The Douglas Aircraft Co. WAC Corporal started as the “Baby WAC,” only one-fifth the size of the final 21-foot (6.4-meter) WAC Corporal. Some sources indicate that the initials WAC stand for “Without Attitude Control,” because the rocket had no stabilization and guidance system.
Designed and built in a cooperative effort between Douglas Aircraft and the Guggenheim Aeronautical Laboratory, in association with the Jet Propulsion Laboratory at California Institute of Technology, its technology would lead to the Viking rockets and the Titan intercontinental ballistic missile.
Initial tests of the Baby WAC started in July 1945. Further basic airframe and control tests began Sept. 26, 1945, using the first 5-foot-long (1.5-meter-long) solid-fueled booster called “Tiny Tim,” which could produce 50,000 pounds (22,679 kilograms) of thrust. After it left the launch tower, its three tail fins stabilized the missile in flight. The nose cone separated near the end of the flight and floated to the ground for instrument recovery, using a built-in parachute.
The improved 1946 WAC B had a lighter engine, a modified structure and a new telemetry system. Between December 1946 and mid-1947, eight WAC B rockets were launched, after which the WAC Corporal program was terminated. In February 1948, the formal designation RTV-G-1 was assigned to the WAC Corporal, even though the program had already been completed. In mid-1951, this designation was changed to RV-A-1.

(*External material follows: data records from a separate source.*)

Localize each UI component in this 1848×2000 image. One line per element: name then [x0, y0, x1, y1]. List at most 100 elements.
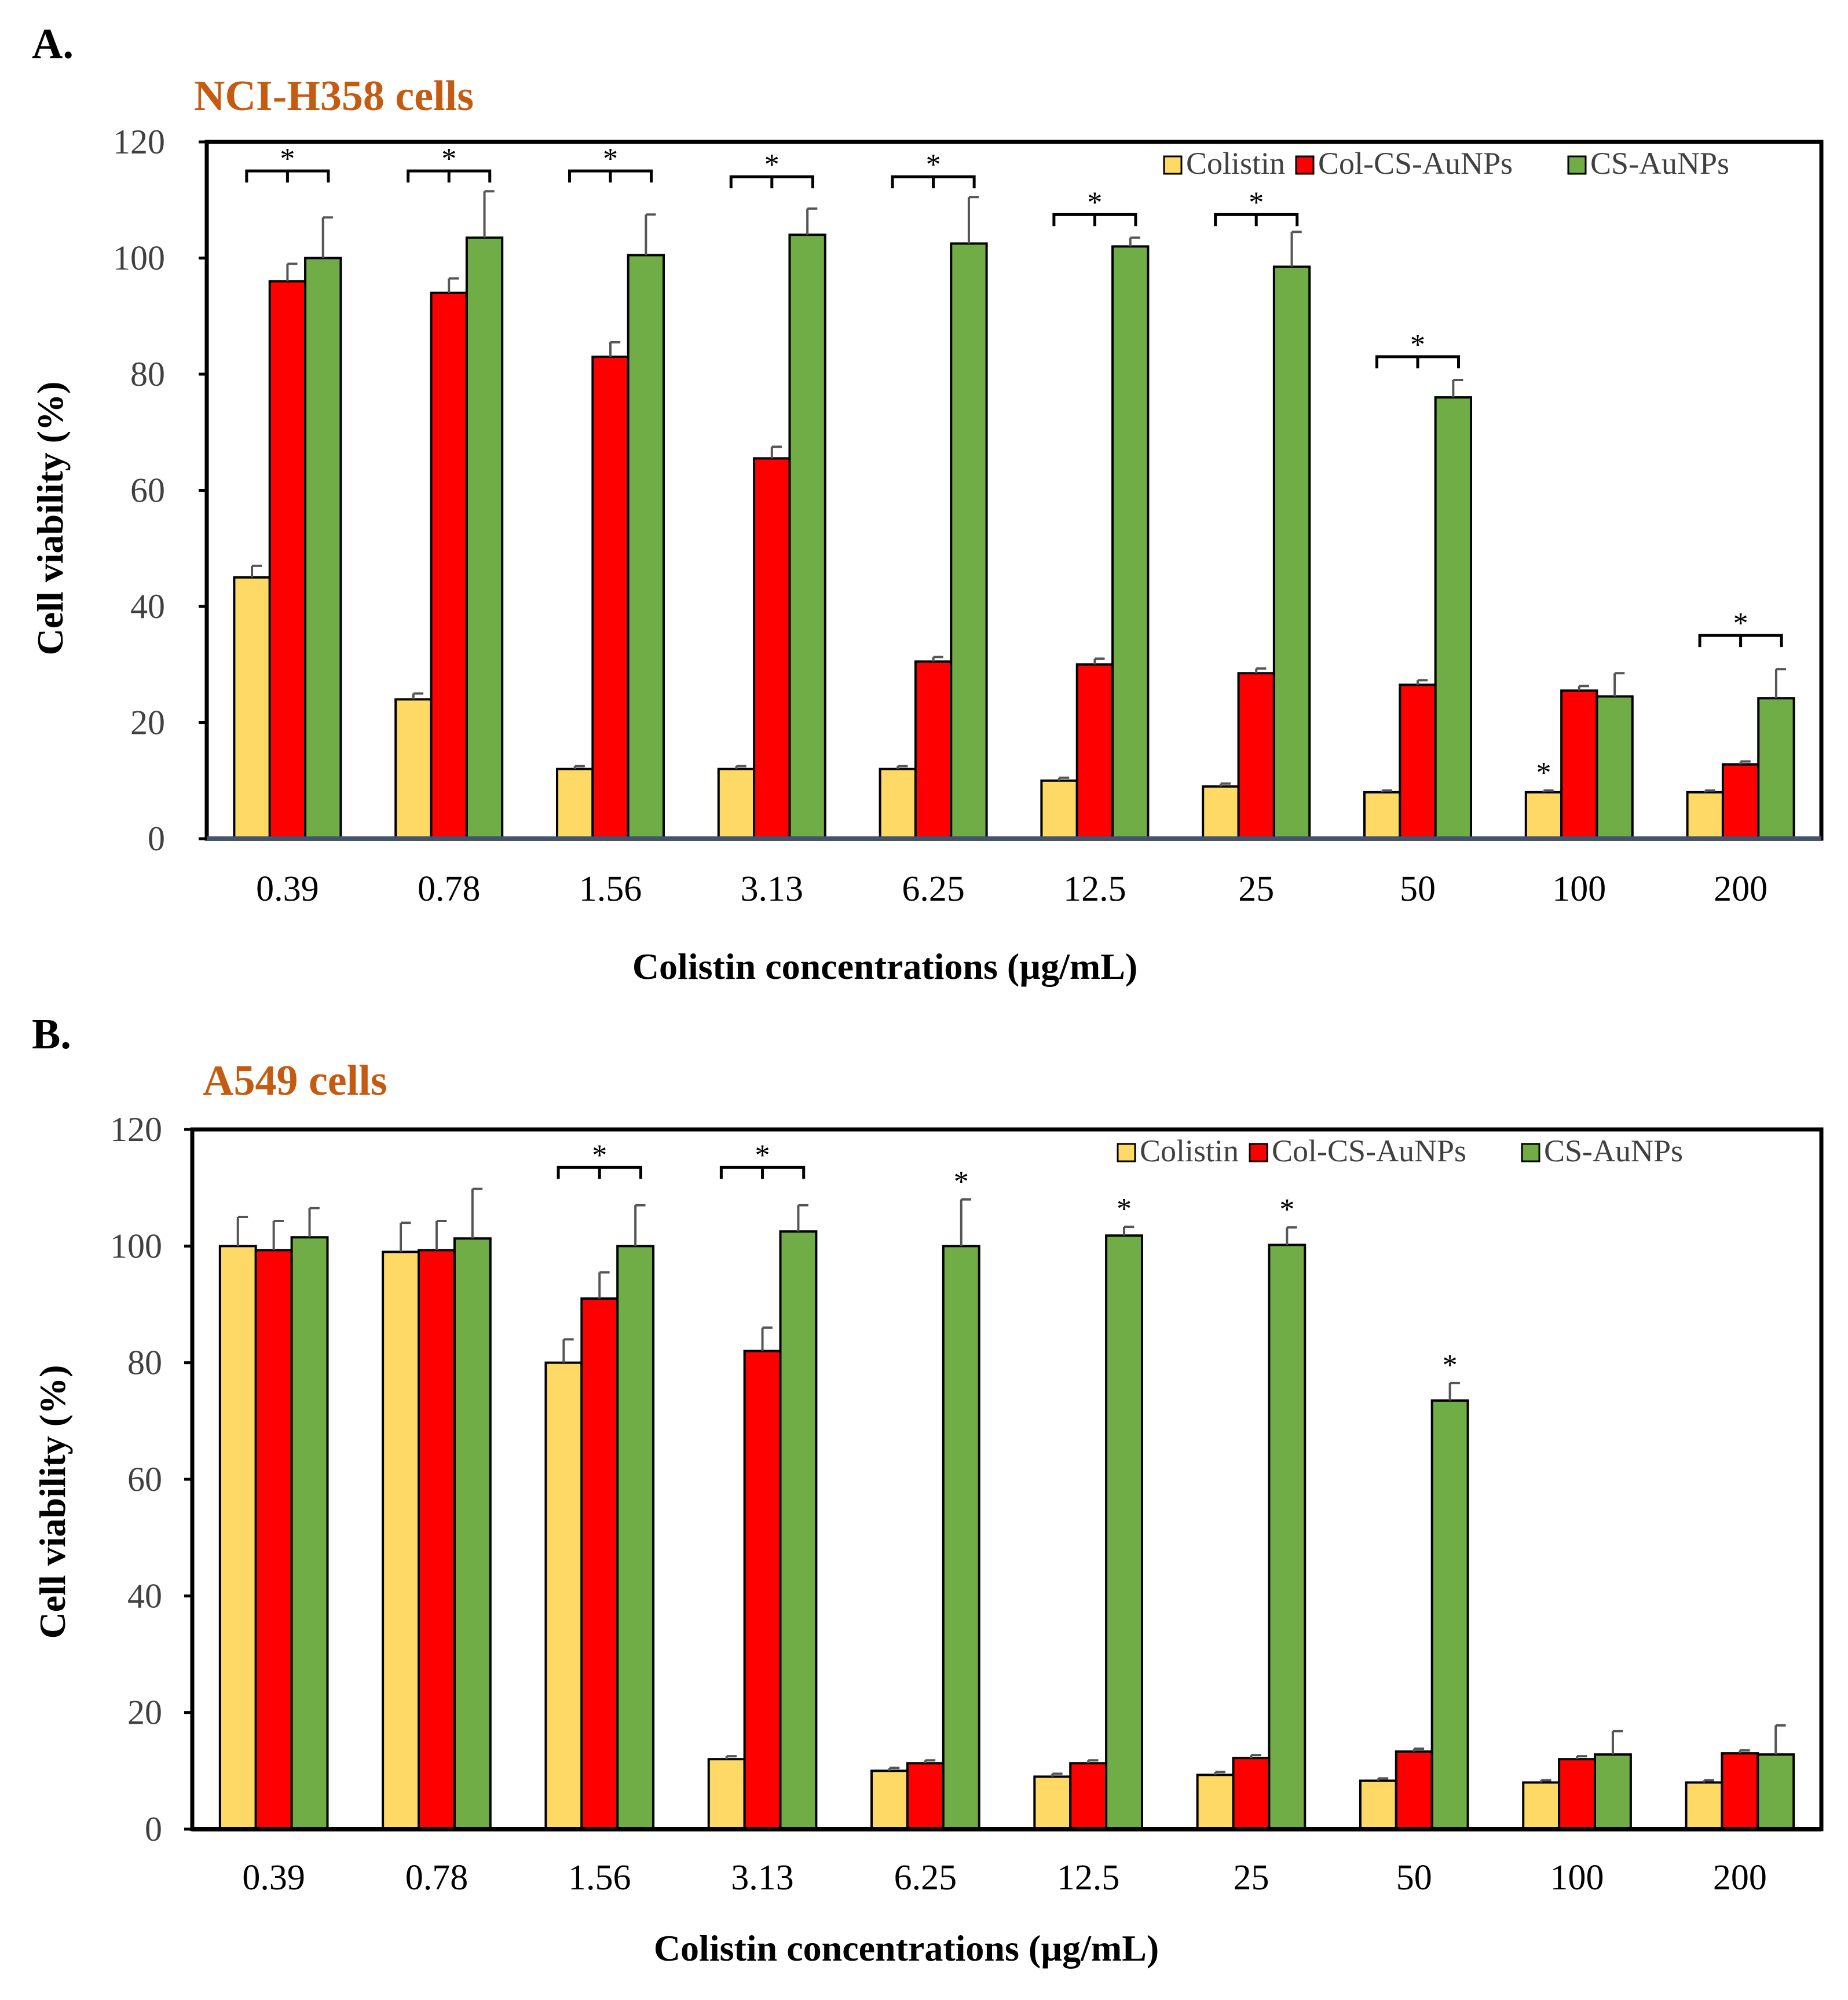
panel-a-title: NCI-H358 cells: [194, 72, 474, 120]
panel-a-legend: Colistin Col-CS-AuNPs CS-AuNPs: [1163, 146, 1729, 181]
panel-b-bar-cs-aunps: [290, 1236, 329, 1831]
panel-b-bar-cs-aunps: [1593, 1753, 1632, 1831]
panel-b-legend-item-cs-aunps: CS-AuNPs: [1521, 1134, 1683, 1168]
panel-b-y-tick-label: 0: [145, 1810, 162, 1848]
panel-b-legend-label: Colistin: [1140, 1134, 1239, 1168]
panel-a-bar-col-cs-aunps: [430, 291, 468, 840]
panel-b-legend-label: CS-AuNPs: [1544, 1134, 1683, 1168]
panel-a-y-tick-label: 100: [113, 239, 165, 277]
panel-a-y-tick-label: 0: [148, 820, 165, 858]
panel-a-bracket-star: *: [280, 142, 295, 175]
panel-a-bar-colistin: [1363, 791, 1401, 840]
panel-a-legend-label: CS-AuNPs: [1590, 146, 1729, 181]
panel-b-x-tick-label: 200: [1713, 1858, 1767, 1897]
panel-a-bar-col-cs-aunps: [1237, 672, 1275, 840]
panel-a-legend-item-colistin: Colistin: [1163, 146, 1285, 181]
panel-a-bar-cs-aunps: [1111, 245, 1150, 840]
panel-b-x-tick-label: 0.39: [242, 1858, 305, 1897]
panel-a-bracket-star: *: [603, 142, 618, 175]
panel-a-significance-bracket: *: [891, 148, 976, 189]
panel-a-legend-label: Col-CS-AuNPs: [1318, 146, 1513, 181]
panel-a-bar-colistin: [1202, 785, 1240, 840]
panel-b-x-tick-label: 50: [1396, 1858, 1432, 1897]
panel-a-bracket-line: [891, 175, 976, 189]
panel-a-y-axis-title: Cell viability (%): [30, 382, 71, 656]
panel-a-significance-bracket: *: [1375, 328, 1461, 368]
panel-b-y-axis-title: Cell viability (%): [32, 1365, 73, 1639]
panel-a-x-tick-label: 6.25: [902, 869, 965, 909]
panel-a-significance-bracket: *: [1698, 607, 1783, 648]
panel-a-significance-bracket: *: [407, 142, 492, 183]
panel-b-legend-label: Col-CS-AuNPs: [1272, 1134, 1466, 1168]
panel-b-bar-cs-aunps: [1756, 1753, 1795, 1831]
panel-b-x-tick-label: 25: [1233, 1858, 1269, 1897]
panel-a-bar-cs-aunps: [1757, 697, 1795, 840]
panel-a-bracket-line: [1214, 213, 1299, 226]
panel-a-bracket-line: [729, 175, 814, 189]
panel-b-bar-col-cs-aunps: [418, 1249, 456, 1830]
panel-b-bracket-star: *: [592, 1139, 607, 1172]
panel-b-bar-col-cs-aunps: [1721, 1752, 1759, 1830]
panel-a-x-tick-label: 3.13: [741, 869, 804, 909]
panel-b-x-tick-label: 0.78: [405, 1858, 469, 1897]
panel-a-bracket-star: *: [441, 142, 456, 175]
panel-a-bar-colistin: [394, 698, 433, 840]
panel-a-bar-col-cs-aunps: [914, 660, 953, 840]
panel-a-bar-cs-aunps: [304, 257, 342, 840]
panel-a-significance-bracket: *: [568, 142, 653, 183]
panel-b-significance-bracket: *: [557, 1139, 642, 1179]
panel-b-y-tick-label: 20: [127, 1694, 162, 1732]
panel-b-title: A549 cells: [203, 1057, 387, 1105]
panel-b-bar-cs-aunps: [1268, 1244, 1307, 1831]
panel-b-bar-col-cs-aunps: [1232, 1757, 1271, 1831]
panel-b-bar-colistin: [1522, 1781, 1561, 1830]
panel-b-x-tick-label: 3.13: [731, 1858, 794, 1897]
panel-b-y-tick-label: 100: [110, 1227, 162, 1265]
panel-b-bar-col-cs-aunps: [1069, 1762, 1108, 1830]
panel-a-bar-cs-aunps: [788, 233, 826, 840]
panel-a-bar-col-cs-aunps: [268, 280, 307, 840]
panel-b: B. A549 cells Colistin concentrations (µ…: [32, 1011, 1824, 1969]
panel-b-x-tick-label: 12.5: [1057, 1858, 1120, 1897]
panel-b-x-axis-title: Colistin concentrations (µg/mL): [654, 1928, 1159, 1969]
panel-a-legend-item-col-cs-aunps: Col-CS-AuNPs: [1295, 146, 1513, 181]
panel-a-x-axis-title: Colistin concentrations (µg/mL): [632, 946, 1137, 987]
panel-b-bar-cs-aunps: [942, 1245, 980, 1830]
panel-a-x-tick-label: 0.39: [256, 869, 319, 909]
panel-a-x-tick-label: 0.78: [418, 869, 481, 909]
panel-a-bar-colistin: [1686, 791, 1724, 840]
panel-a-bracket-star: *: [1410, 328, 1425, 361]
panel-b-bracket-line: [719, 1165, 806, 1179]
panel-b-bar-colistin: [544, 1361, 583, 1831]
panel-a-x-tick-label: 200: [1714, 869, 1768, 909]
panel-b-bracket-star: *: [755, 1139, 770, 1172]
panel-a-bar-colistin: [233, 576, 271, 840]
panel-b-legend-swatch: [1521, 1143, 1540, 1162]
panel-a-legend-swatch: [1567, 155, 1587, 175]
panel-a-bracket-line: [568, 169, 653, 183]
panel-b-bar-col-cs-aunps: [254, 1249, 293, 1830]
panel-a-bracket-star: *: [1087, 186, 1102, 219]
panel-b-bar-colistin: [707, 1758, 746, 1830]
panel-a-bracket-line: [1375, 355, 1461, 368]
panel-a-bar-cs-aunps: [1595, 695, 1634, 840]
panel-a-x-tick-label: 1.56: [579, 869, 642, 909]
panel-b-legend: Colistin Col-CS-AuNPs CS-AuNPs: [1117, 1134, 1683, 1168]
panel-a-bar-col-cs-aunps: [1399, 683, 1437, 840]
panel-b-bar-col-cs-aunps: [906, 1762, 945, 1830]
panel-a: A. NCI-H358 cells Colistin concentration…: [30, 20, 1824, 987]
panel-a-legend-swatch: [1163, 155, 1183, 175]
panel-a-legend-label: Colistin: [1186, 146, 1285, 181]
panel-a-bracket-line: [407, 169, 492, 183]
panel-b-x-tick-label: 1.56: [568, 1858, 631, 1897]
panel-b-legend-swatch: [1117, 1143, 1136, 1162]
panel-b-bar-cs-aunps: [779, 1230, 818, 1831]
panel-b-bar-col-cs-aunps: [1558, 1758, 1596, 1830]
panel-a-y-tick-label: 120: [113, 123, 165, 161]
panel-b-bar-colistin: [1685, 1781, 1723, 1830]
panel-a-bar-colistin: [879, 767, 917, 840]
panel-a-bar-cs-aunps: [627, 254, 665, 840]
panel-a-bracket-line: [1698, 634, 1783, 648]
panel-b-significance-star: *: [1443, 1349, 1458, 1382]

In June 1947, the Bumper program was formed, in which the WAC Corporal was combined with a German V-2 rocket to form the two-stage “Bumper WAC.” Douglas built the second stage and designed and built some required special V-2 parts. On Feb. 24, 1949, the Bumper WAC reached a record altitude of approximately 250 miles (402 kilometers), flying at a speed of 5,000 mph (8,046 kph). The following year, a Bumper WAC became the first rocket to be launched from Cape Canaveral, Florida.